The Wing D-1 Derringer is an American light twin-engined two-seat monoplane tourer designed by John Thorp and developed by the Hi-Shear Corporation and built by the Wing Aircraft Company.

==Development==
The D-1 Derringer light twin design was originally designed in 1958 by John Thorp as the Thorp T-17 a twin-engined development of his Thorp T-11 Sky Scooter. The design was taken over by George Wing of the Hi-Shear Corporation. The Derringer is a low-wing cantilever monoplane with a retractable tricycle landing gear. It had room for two in an enclosed cockpit with an unusual up and backward opening canopy. It was powered by two 100 hp Continental O-200 engines, one mounted on the leading edge of each wing. The prototype aircraft (registered N3621G) first flew on May 1, 1962 at Torrance.

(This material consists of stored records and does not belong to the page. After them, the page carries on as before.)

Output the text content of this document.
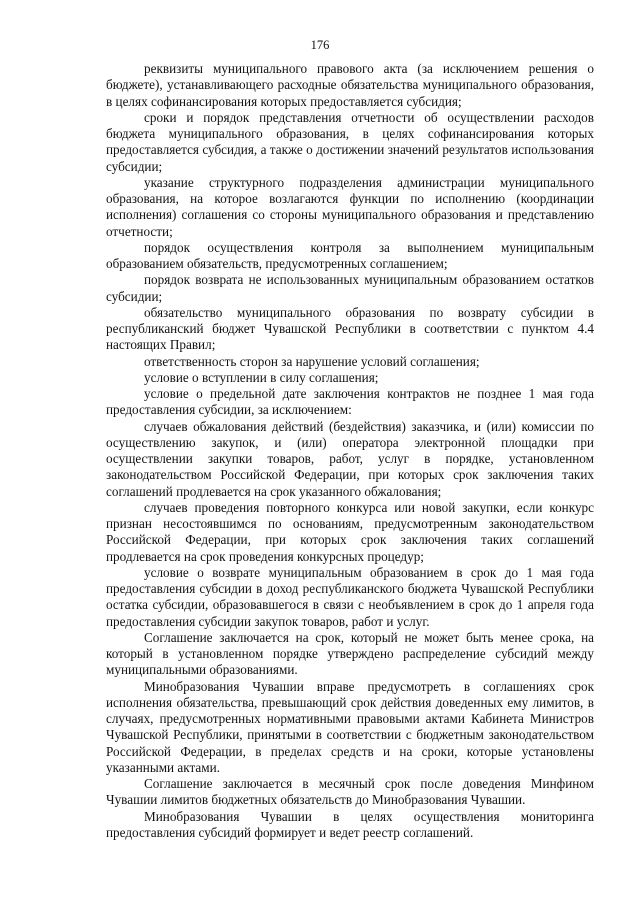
176

реквизиты муниципального правового акта (за исключением решения о бюджете), устанавливающего расходные обязательства муниципального образования, в целях софинансирования которых предоставляется субсидия;

сроки и порядок представления отчетности об осуществлении расходов бюджета муниципального образования, в целях софинансирования которых предоставляется субсидия, а также о достижении значений результатов использования субсидии;

указание структурного подразделения администрации муниципального образования, на которое возлагаются функции по исполнению (координации исполнения) соглашения со стороны муниципального образования и представлению отчетности;

порядок осуществления контроля за выполнением муниципальным образованием обязательств, предусмотренных соглашением;

порядок возврата не использованных муниципальным образованием остатков субсидии;

обязательство муниципального образования по возврату субсидии в республиканский бюджет Чувашской Республики в соответствии с пунктом 4.4 настоящих Правил;

ответственность сторон за нарушение условий соглашения;

условие о вступлении в силу соглашения;

условие о предельной дате заключения контрактов не позднее 1 мая года предоставления субсидии, за исключением:

случаев обжалования действий (бездействия) заказчика, и (или) комиссии по осуществлению закупок, и (или) оператора электронной площадки при осуществлении закупки товаров, работ, услуг в порядке, установленном законодательством Российской Федерации, при которых срок заключения таких соглашений продлевается на срок указанного обжалования;

случаев проведения повторного конкурса или новой закупки, если конкурс признан несостоявшимся по основаниям, предусмотренным законодательством Российской Федерации, при которых срок заключения таких соглашений продлевается на срок проведения конкурсных процедур;

условие о возврате муниципальным образованием в срок до 1 мая года предоставления субсидии в доход республиканского бюджета Чувашской Республики остатка субсидии, образовавшегося в связи с необъявлением в срок до 1 апреля года предоставления субсидии закупок товаров, работ и услуг.

Соглашение заключается на срок, который не может быть менее срока, на который в установленном порядке утверждено распределение субсидий между муниципальными образованиями.

Минобразования Чувашии вправе предусмотреть в соглашениях срок исполнения обязательства, превышающий срок действия доведенных ему лимитов, в случаях, предусмотренных нормативными правовыми актами Кабинета Министров Чувашской Республики, принятыми в соответствии с бюджетным законодательством Российской Федерации, в пределах средств и на сроки, которые установлены указанными актами.

Соглашение заключается в месячный срок после доведения Минфином Чувашии лимитов бюджетных обязательств до Минобразования Чувашии.

Минобразования Чувашии в целях осуществления мониторинга предоставления субсидий формирует и ведет реестр соглашений.
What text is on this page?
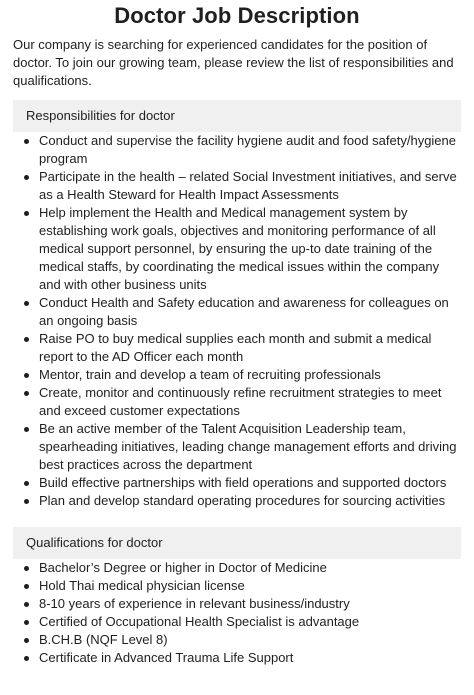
Doctor Job Description

Our company is searching for experienced candidates for the position of doctor. To join our growing team, please review the list of responsibilities and qualifications.

Responsibilities for doctor
Conduct and supervise the facility hygiene audit and food safety/hygiene program
Participate in the health – related Social Investment initiatives, and serve as a Health Steward for Health Impact Assessments
Help implement the Health and Medical management system by establishing work goals, objectives and monitoring performance of all medical support personnel, by ensuring the up-to date training of the medical staffs, by coordinating the medical issues within the company and with other business units
Conduct Health and Safety education and awareness for colleagues on an ongoing basis
Raise PO to buy medical supplies each month and submit a medical report to the AD Officer each month
Mentor, train and develop a team of recruiting professionals
Create, monitor and continuously refine recruitment strategies to meet and exceed customer expectations
Be an active member of the Talent Acquisition Leadership team, spearheading initiatives, leading change management efforts and driving best practices across the department
Build effective partnerships with field operations and supported doctors
Plan and develop standard operating procedures for sourcing activities
Qualifications for doctor
Bachelor’s Degree or higher in Doctor of Medicine
Hold Thai medical physician license
8-10 years of experience in relevant business/industry
Certified of Occupational Health Specialist is advantage
B.CH.B (NQF Level 8)
Certificate in Advanced Trauma Life Support
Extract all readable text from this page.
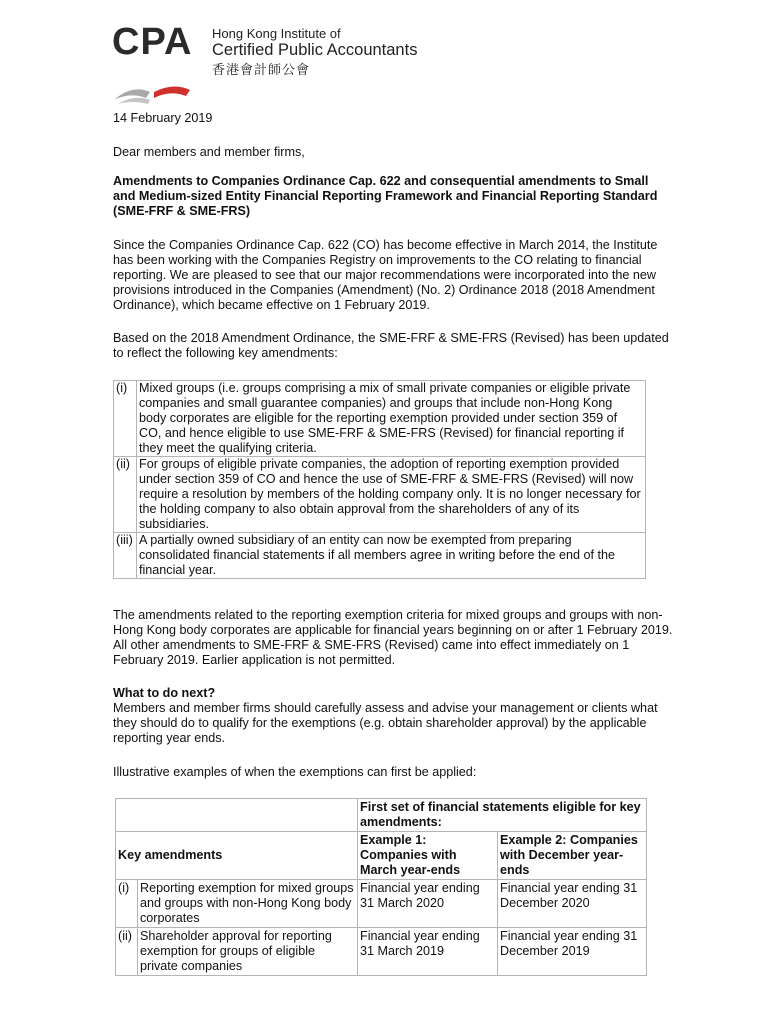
CPA Hong Kong Institute of
Certified Public Accountants
香港會計師公會
14 February 2019
Dear members and member firms,
Amendments to Companies Ordinance Cap. 622 and consequential amendments to Small and Medium-sized Entity Financial Reporting Framework and Financial Reporting Standard (SME-FRF & SME-FRS)
Since the Companies Ordinance Cap. 622 (CO) has become effective in March 2014, the Institute has been working with the Companies Registry on improvements to the CO relating to financial reporting. We are pleased to see that our major recommendations were incorporated into the new provisions introduced in the Companies (Amendment) (No. 2) Ordinance 2018 (2018 Amendment Ordinance), which became effective on 1 February 2019.
Based on the 2018 Amendment Ordinance, the SME-FRF & SME-FRS (Revised) has been updated to reflect the following key amendments:
(i)	Mixed groups (i.e. groups comprising a mix of small private companies or eligible private companies and small guarantee companies) and groups that include non-Hong Kong body corporates are eligible for the reporting exemption provided under section 359 of CO, and hence eligible to use SME-FRF & SME-FRS (Revised) for financial reporting if they meet the qualifying criteria.
(ii)	For groups of eligible private companies, the adoption of reporting exemption provided under section 359 of CO and hence the use of SME-FRF & SME-FRS (Revised) will now require a resolution by members of the holding company only. It is no longer necessary for the holding company to also obtain approval from the shareholders of any of its subsidiaries.
(iii)	A partially owned subsidiary of an entity can now be exempted from preparing consolidated financial statements if all members agree in writing before the end of the financial year.
The amendments related to the reporting exemption criteria for mixed groups and groups with non-Hong Kong body corporates are applicable for financial years beginning on or after 1 February 2019. All other amendments to SME-FRF & SME-FRS (Revised) came into effect immediately on 1 February 2019. Earlier application is not permitted.
What to do next?
Members and member firms should carefully assess and advise your management or clients what they should do to qualify for the exemptions (e.g. obtain shareholder approval) by the applicable reporting year ends.
Illustrative examples of when the exemptions can first be applied:
		First set of financial statements eligible for key amendments:	
Key amendments		Example 1: Companies with March year-ends	Example 2: Companies with December year-ends
(i)	Reporting exemption for mixed groups and groups with non-Hong Kong body corporates	Financial year ending 31 March 2020	Financial year ending 31 December 2020
(ii)	Shareholder approval for reporting exemption for groups of eligible private companies	Financial year ending 31 March 2019	Financial year ending 31 December 2019
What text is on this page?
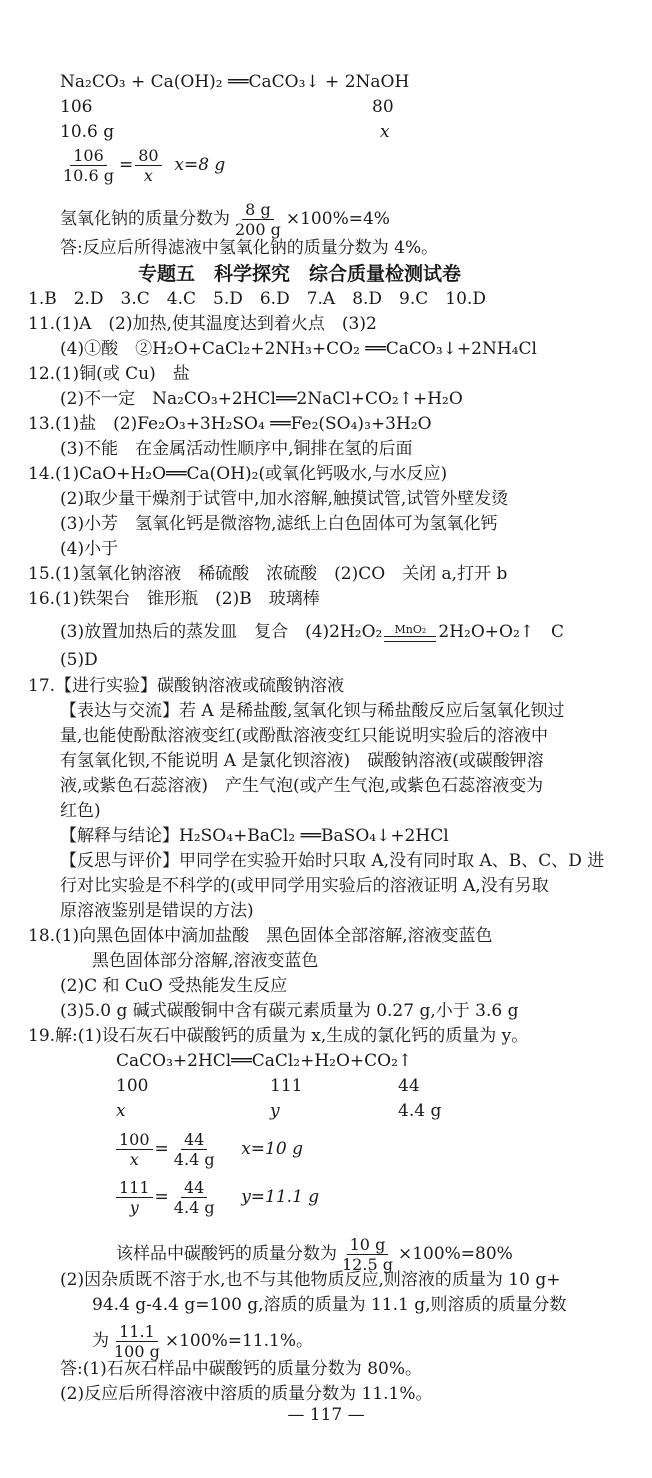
Na₂CO₃ + Ca(OH)₂ ══CaCO₃↓ + 2NaOH
106	80
10.6 g	x
$\frac{106}{10.6 g} = \frac{80}{x} x=8$ g
氢氧化钠的质量分数为 $\frac{8 g}{200 g} \times 100\%=4\%$
答:反应后所得滤液中氢氧化钠的质量分数为 4%。
专题五　科学探究　综合质量检测试卷
1.B　2.D　3.C　4.C　5.D　6.D　7.A　8.D　9.C　10.D
11.(1)A　(2)加热,使其温度达到着火点　(3)2
(4)①酸　②H₂O+CaCl₂+2NH₃+CO₂ ══CaCO₃↓+2NH₄Cl
12.(1)铜(或 Cu)　盐
(2)不一定　Na₂CO₃+2HCl══2NaCl+CO₂↑+H₂O
13.(1)盐　(2)Fe₂O₃+3H₂SO₄ ══Fe₂(SO₄)₃+3H₂O
(3)不能　在金属活动性顺序中,铜排在氢的后面
14.(1)CaO+H₂O══Ca(OH)₂(或氧化钙吸水,与水反应)
(2)取少量干燥剂于试管中,加水溶解,触摸试管,试管外壁发烫
(3)小芳　氢氧化钙是微溶物,滤纸上白色固体可为氢氧化钙
(4)小于
15.(1)氢氧化钠溶液　稀硫酸　浓硫酸　(2)CO　关闭 a,打开 b
16.(1)铁架台　锥形瓶　(2)B　玻璃棒
(3)放置加热后的蒸发皿　复合　(4)2H₂O₂ MnO₂ 2H₂O+O₂↑　C
(5)D
17.【进行实验】碳酸钠溶液或硫酸钠溶液
【表达与交流】若 A 是稀盐酸,氢氧化钡与稀盐酸反应后氢氧化钡过
量,也能使酚酞溶液变红(或酚酞溶液变红只能说明实验后的溶液中
有氢氧化钡,不能说明 A 是氯化钡溶液)　碳酸钠溶液(或碳酸钾溶
液,或紫色石蕊溶液)　产生气泡(或产生气泡,或紫色石蕊溶液变为
红色)
【解释与结论】H₂SO₄+BaCl₂ ══BaSO₄↓+2HCl
【反思与评价】甲同学在实验开始时只取 A,没有同时取 A、B、C、D 进
行对比实验是不科学的(或甲同学用实验后的溶液证明 A,没有另取
原溶液鉴别是错误的方法)
18.(1)向黑色固体中滴加盐酸　黑色固体全部溶解,溶液变蓝色
黑色固体部分溶解,溶液变蓝色
(2)C 和 CuO 受热能发生反应
(3)5.0 g 碱式碳酸铜中含有碳元素质量为 0.27 g,小于 3.6 g
19.解:(1)设石灰石中碳酸钙的质量为 x,生成的氯化钙的质量为 y。
CaCO₃+2HCl══CaCl₂+H₂O+CO₂↑
100	111	44
x	y	4.4 g
$\frac{100}{x} = \frac{44}{4.4 g} x=10$ g
$\frac{111}{y} = \frac{44}{4.4 g} y=11.1$ g
该样品中碳酸钙的质量分数为 $\frac{10 g}{12.5 g} \times 100\%=80\%$
(2)因杂质既不溶于水,也不与其他物质反应,则溶液的质量为 10 g+
94.4 g-4.4 g=100 g,溶质的质量为 11.1 g,则溶质的质量分数
为 $\frac{11.1}{100 g} \times 100\%=11.1\%$。
答:(1)石灰石样品中碳酸钙的质量分数为 80%。
(2)反应后所得溶液中溶质的质量分数为 11.1%。
— 117 —
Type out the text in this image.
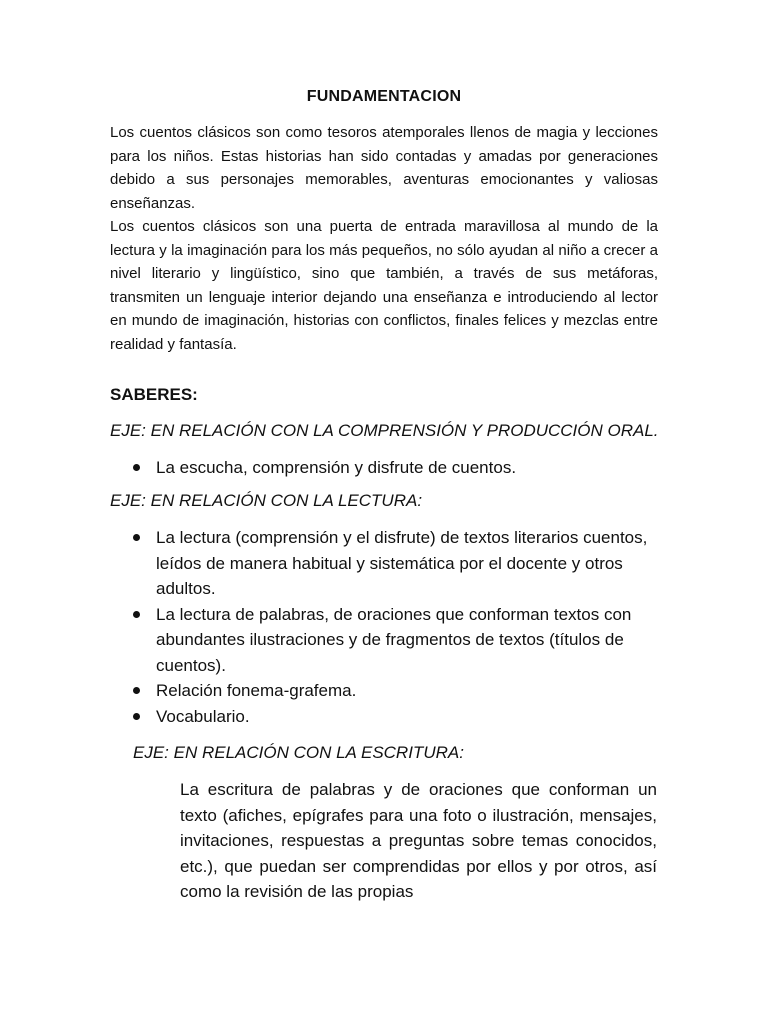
FUNDAMENTACION

Los cuentos clásicos son como tesoros atemporales llenos de magia y lecciones para los niños. Estas historias han sido contadas y amadas por generaciones debido a sus personajes memorables, aventuras emocionantes y valiosas enseñanzas.

Los cuentos clásicos son una puerta de entrada maravillosa al mundo de la lectura y la imaginación para los más pequeños, no sólo ayudan al niño a crecer a nivel literario y lingüístico, sino que también, a través de sus metáforas, transmiten un lenguaje interior dejando una enseñanza e introduciendo al lector en mundo de imaginación, historias con conflictos, finales felices y mezclas entre realidad y fantasía.

SABERES:
EJE: EN RELACIÓN CON LA COMPRENSIÓN Y PRODUCCIÓN ORAL.
La escucha, comprensión y disfrute de cuentos.
EJE: EN RELACIÓN CON LA LECTURA:
La lectura (comprensión y el disfrute) de textos literarios cuentos, leídos de manera habitual y sistemática por el docente y otros adultos.
La lectura de palabras, de oraciones que conforman textos con abundantes ilustraciones y de fragmentos de textos (títulos de cuentos).
Relación fonema-grafema.
Vocabulario.
EJE: EN RELACIÓN CON LA ESCRITURA:
La escritura de palabras y de oraciones que conforman un texto (afiches, epígrafes para una foto o ilustración, mensajes, invitaciones, respuestas a preguntas sobre temas conocidos, etc.), que puedan ser comprendidas por ellos y por otros, así como la revisión de las propias
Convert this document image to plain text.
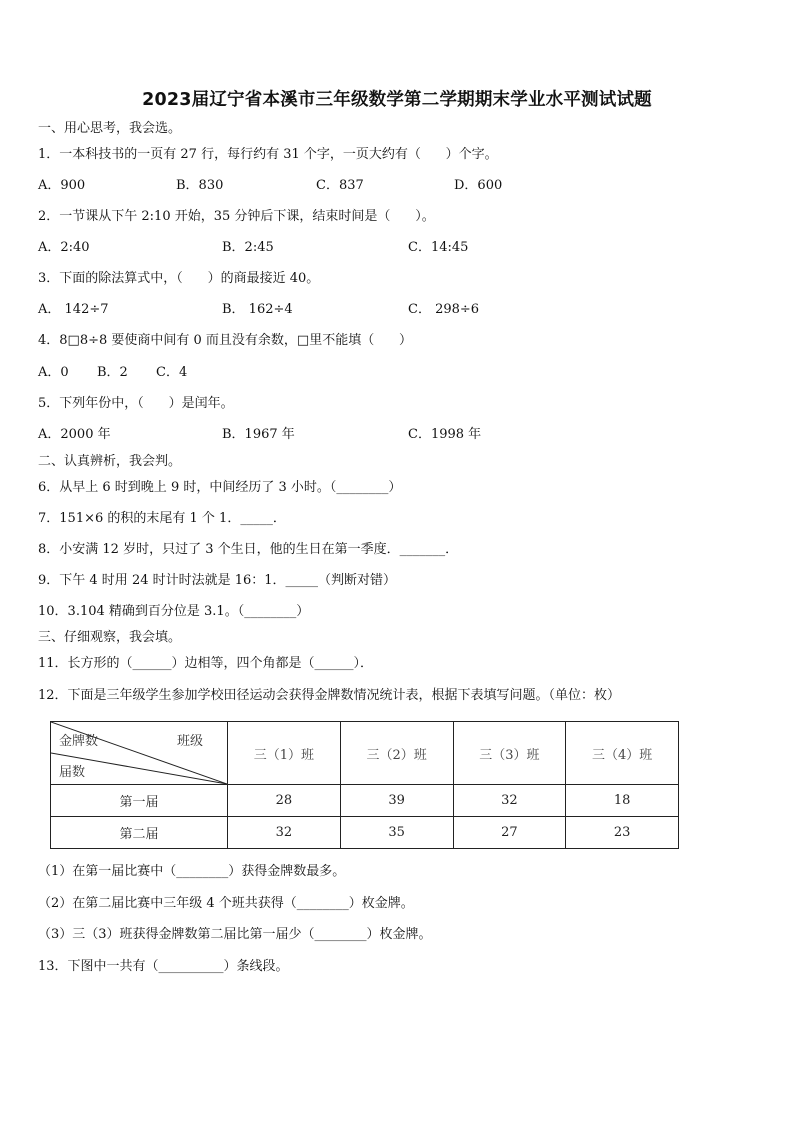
2023届辽宁省本溪市三年级数学第二学期期末学业水平测试试题
一、用心思考，我会选。
1．一本科技书的一页有 27 行，每行约有 31 个字，一页大约有（      ）个字。
A．900	B．830	C．837	D．600
2．一节课从下午 2:10 开始，35 分钟后下课，结束时间是（      ）。
A．2:40	B．2:45	C．14:45
3．下面的除法算式中，（      ）的商最接近 40。
A． 142÷7	B． 162÷4	C． 298÷6
4．8□8÷8 要使商中间有 0 而且没有余数，□里不能填（      ）
A．0 B．2 C．4
5．下列年份中，（      ）是闰年。
A．2000 年	B．1967 年	C．1998 年
二、认真辨析，我会判。
6．从早上 6 时到晚上 9 时，中间经历了 3 小时。（________）
7．151×6 的积的末尾有 1 个 1．_____．
8．小安满 12 岁时，只过了 3 个生日，他的生日在第一季度．_______．
9．下午 4 时用 24 时计时法就是 16：1．_____（判断对错）
10．3.104 精确到百分位是 3.1。（________）
三、仔细观察，我会填。
11．长方形的（______）边相等，四个角都是（______）．
12．下面是三年级学生参加学校田径运动会获得金牌数情况统计表，根据下表填写问题。（单位：枚）
金牌数 班级
届数	三（1）班	三（2）班	三（3）班	三（4）班
第一届	28	39	32	18
第二届	32	35	27	23
（1）在第一届比赛中（________）获得金牌数最多。
（2）在第二届比赛中三年级 4 个班共获得（________）枚金牌。
（3）三（3）班获得金牌数第二届比第一届少（________）枚金牌。
13．下图中一共有（__________）条线段。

A second prototype flew in November 1964 but crashed a few weeks later due to an in-flight airframe failure. A static test aircraft and two more aircraft were built for testing which resulted in the award of FAA type certificate A9WE on December 20, 1966. The aircraft did not go into production due to internal problems within the Hi-Shear Corporation.

The Derringer used manufacturing techniques that were considered new at the time it was developed. Butt-joined, flush-riveted, chemically-milled and stretched skins are used throughout the airframe.

Development of a two-seat Coin/military trainer version designated Wing D-2M Derringer was begun but failed to develop further than the design stage.

In 1978 George Wing left Hi-Shear and started the Wing Aircraft Company. The company built one pre-production aircraft followed by six production aircraft and then entered bankruptcy in July 1982, after which only one further aircraft was built before seven unfinished airframes were sold.

As of June 3, 1998, the D-1’s type certificate number A9WE was held by Emerald Enterprises LTD of San Diego, CA.

Nine D-1 aircraft were on the U.S. civil aircraft register in May 2009.